노아가 그 아들들과 그 아내와 그 자부들과 함께 나왔고
19 Al het gedierte, al het kruipende, en al het gevogelte, al wat zich op de aarde roert, naar hun geslachten, gingen uit de ark.
땅위의 동물 곧 모든 짐승과 모든 기는 것과 모든 새도 그 종류대로 방주에서 나왔더라
20 En Noach bouwde den HEERE een altaar; en hij nam van al het reine vee, en van al het rein gevogelte, en offerde brandofferen op dat altaar.
노아가 여호와를 위하여 단을 쌓고 모든 정결한 짐승 중에서와 모든 정결한 새 중에서 취하여 번제로 단에 드렸더니
21 En de HEERE rook dien liefelijken reuk, en de HEERE zeide in Zijn hart: Ik zal voortaan den aardbodem niet meer vervloeken om des mensen wil; want het gedichtsel van 's mensen hart is boos van zijn jeugd aan; en Ik zal voortaan niet meer al het levende slaan, gelijk als Ik gedaan heb.

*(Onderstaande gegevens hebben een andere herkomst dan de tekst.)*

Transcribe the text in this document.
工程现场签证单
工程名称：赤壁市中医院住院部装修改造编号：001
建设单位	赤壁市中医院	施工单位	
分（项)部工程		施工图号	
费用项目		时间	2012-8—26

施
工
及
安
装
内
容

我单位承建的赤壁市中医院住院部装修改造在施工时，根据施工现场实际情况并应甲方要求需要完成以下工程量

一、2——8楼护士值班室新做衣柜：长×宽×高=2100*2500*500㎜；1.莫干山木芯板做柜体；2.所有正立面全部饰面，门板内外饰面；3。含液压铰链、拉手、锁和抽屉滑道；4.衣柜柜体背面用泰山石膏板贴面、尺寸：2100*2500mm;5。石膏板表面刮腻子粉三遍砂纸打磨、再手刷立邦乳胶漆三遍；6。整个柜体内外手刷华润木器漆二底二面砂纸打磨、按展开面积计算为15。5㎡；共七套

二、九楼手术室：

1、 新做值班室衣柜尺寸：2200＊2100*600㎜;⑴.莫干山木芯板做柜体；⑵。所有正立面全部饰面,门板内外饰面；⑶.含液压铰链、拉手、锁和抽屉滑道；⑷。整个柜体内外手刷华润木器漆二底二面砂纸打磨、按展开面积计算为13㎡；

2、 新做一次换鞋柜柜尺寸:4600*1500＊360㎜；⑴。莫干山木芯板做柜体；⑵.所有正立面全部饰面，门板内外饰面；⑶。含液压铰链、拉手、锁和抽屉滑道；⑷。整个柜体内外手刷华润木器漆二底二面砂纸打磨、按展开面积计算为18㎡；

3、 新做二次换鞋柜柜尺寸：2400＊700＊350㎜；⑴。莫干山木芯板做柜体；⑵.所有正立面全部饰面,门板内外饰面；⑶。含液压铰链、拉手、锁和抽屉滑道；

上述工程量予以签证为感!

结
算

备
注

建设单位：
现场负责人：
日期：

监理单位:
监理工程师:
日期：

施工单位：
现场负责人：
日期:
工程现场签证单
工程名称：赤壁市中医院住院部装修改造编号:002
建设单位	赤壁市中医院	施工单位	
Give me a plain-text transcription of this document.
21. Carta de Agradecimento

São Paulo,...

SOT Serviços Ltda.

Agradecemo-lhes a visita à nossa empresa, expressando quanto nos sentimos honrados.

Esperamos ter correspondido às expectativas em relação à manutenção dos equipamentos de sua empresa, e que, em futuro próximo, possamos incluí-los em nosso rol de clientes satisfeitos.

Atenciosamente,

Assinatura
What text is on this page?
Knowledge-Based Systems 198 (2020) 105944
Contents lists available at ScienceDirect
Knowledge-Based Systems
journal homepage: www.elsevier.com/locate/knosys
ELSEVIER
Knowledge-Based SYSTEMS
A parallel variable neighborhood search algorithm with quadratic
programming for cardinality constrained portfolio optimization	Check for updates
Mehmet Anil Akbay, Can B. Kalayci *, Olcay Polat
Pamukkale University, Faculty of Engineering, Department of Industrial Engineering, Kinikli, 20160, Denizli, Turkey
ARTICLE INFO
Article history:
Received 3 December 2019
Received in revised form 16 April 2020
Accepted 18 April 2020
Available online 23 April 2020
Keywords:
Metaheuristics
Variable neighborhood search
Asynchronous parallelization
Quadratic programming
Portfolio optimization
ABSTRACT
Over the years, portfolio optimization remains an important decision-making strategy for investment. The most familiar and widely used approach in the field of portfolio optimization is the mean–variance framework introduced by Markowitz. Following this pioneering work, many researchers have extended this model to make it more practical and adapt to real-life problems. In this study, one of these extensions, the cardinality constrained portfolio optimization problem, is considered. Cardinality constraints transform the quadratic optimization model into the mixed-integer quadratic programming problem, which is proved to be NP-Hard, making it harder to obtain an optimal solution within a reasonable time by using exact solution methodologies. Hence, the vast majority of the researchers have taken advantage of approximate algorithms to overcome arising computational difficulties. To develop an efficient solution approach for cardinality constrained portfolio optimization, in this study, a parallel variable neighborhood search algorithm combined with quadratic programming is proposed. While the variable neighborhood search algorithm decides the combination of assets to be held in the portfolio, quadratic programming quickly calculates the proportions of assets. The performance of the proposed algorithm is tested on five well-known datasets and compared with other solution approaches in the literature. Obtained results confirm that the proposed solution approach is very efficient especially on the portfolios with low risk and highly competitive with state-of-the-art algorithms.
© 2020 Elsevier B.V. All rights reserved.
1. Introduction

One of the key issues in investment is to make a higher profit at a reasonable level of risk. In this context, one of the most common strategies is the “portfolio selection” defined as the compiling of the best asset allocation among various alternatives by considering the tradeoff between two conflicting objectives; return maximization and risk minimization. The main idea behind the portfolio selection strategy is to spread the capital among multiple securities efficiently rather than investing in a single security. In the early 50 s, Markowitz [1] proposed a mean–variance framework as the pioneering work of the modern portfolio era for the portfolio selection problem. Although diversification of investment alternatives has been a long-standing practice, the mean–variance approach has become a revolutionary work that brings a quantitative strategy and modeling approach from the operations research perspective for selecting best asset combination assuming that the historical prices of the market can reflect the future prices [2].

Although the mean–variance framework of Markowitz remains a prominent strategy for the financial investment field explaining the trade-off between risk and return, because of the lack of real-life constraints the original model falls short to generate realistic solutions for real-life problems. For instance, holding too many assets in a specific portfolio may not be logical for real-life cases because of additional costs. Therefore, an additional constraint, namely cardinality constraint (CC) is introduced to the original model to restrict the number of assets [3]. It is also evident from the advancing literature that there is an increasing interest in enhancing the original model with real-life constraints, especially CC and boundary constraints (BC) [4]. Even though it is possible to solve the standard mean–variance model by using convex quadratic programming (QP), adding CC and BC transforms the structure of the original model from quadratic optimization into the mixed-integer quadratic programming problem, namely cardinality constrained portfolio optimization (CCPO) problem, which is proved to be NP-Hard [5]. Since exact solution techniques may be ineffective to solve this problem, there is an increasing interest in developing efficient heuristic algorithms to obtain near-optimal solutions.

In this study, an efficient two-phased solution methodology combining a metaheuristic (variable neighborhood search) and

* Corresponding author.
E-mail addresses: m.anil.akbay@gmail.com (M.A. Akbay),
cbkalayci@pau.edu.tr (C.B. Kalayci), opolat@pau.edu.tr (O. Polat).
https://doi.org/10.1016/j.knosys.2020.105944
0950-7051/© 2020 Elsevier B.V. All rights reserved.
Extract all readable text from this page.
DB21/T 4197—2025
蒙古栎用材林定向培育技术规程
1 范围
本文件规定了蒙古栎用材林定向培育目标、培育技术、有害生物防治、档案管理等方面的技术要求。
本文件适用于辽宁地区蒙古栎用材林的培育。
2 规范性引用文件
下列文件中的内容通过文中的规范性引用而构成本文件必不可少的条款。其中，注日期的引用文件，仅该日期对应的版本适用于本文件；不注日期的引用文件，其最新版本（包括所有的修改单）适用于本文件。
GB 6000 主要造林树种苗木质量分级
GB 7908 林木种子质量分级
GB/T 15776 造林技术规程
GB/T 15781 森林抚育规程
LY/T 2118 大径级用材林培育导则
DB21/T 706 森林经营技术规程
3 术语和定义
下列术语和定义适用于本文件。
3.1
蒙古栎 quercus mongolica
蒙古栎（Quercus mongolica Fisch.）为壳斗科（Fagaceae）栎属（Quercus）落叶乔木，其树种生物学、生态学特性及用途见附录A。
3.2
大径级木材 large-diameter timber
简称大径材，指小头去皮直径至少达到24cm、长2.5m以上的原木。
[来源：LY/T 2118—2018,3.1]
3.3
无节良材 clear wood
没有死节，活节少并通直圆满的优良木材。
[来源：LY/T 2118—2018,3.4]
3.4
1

여호와께서 그 향기를 흠향하시고 그 중심에 이르시되 내가 다시는 사람으로 인하여 땅을 저주하지 아니하리니 이는 사람의 마음의 계획하는 바가 어려서부터 악함이라 내가 전에 행한 것 같이 모든 생물을 멸하지 아니하리니
22 Voortaan al de dagen der aarde zullen zaaiing en oogst, en koude en hitte, en zomer en winter, en dag en nacht, niet ophouden.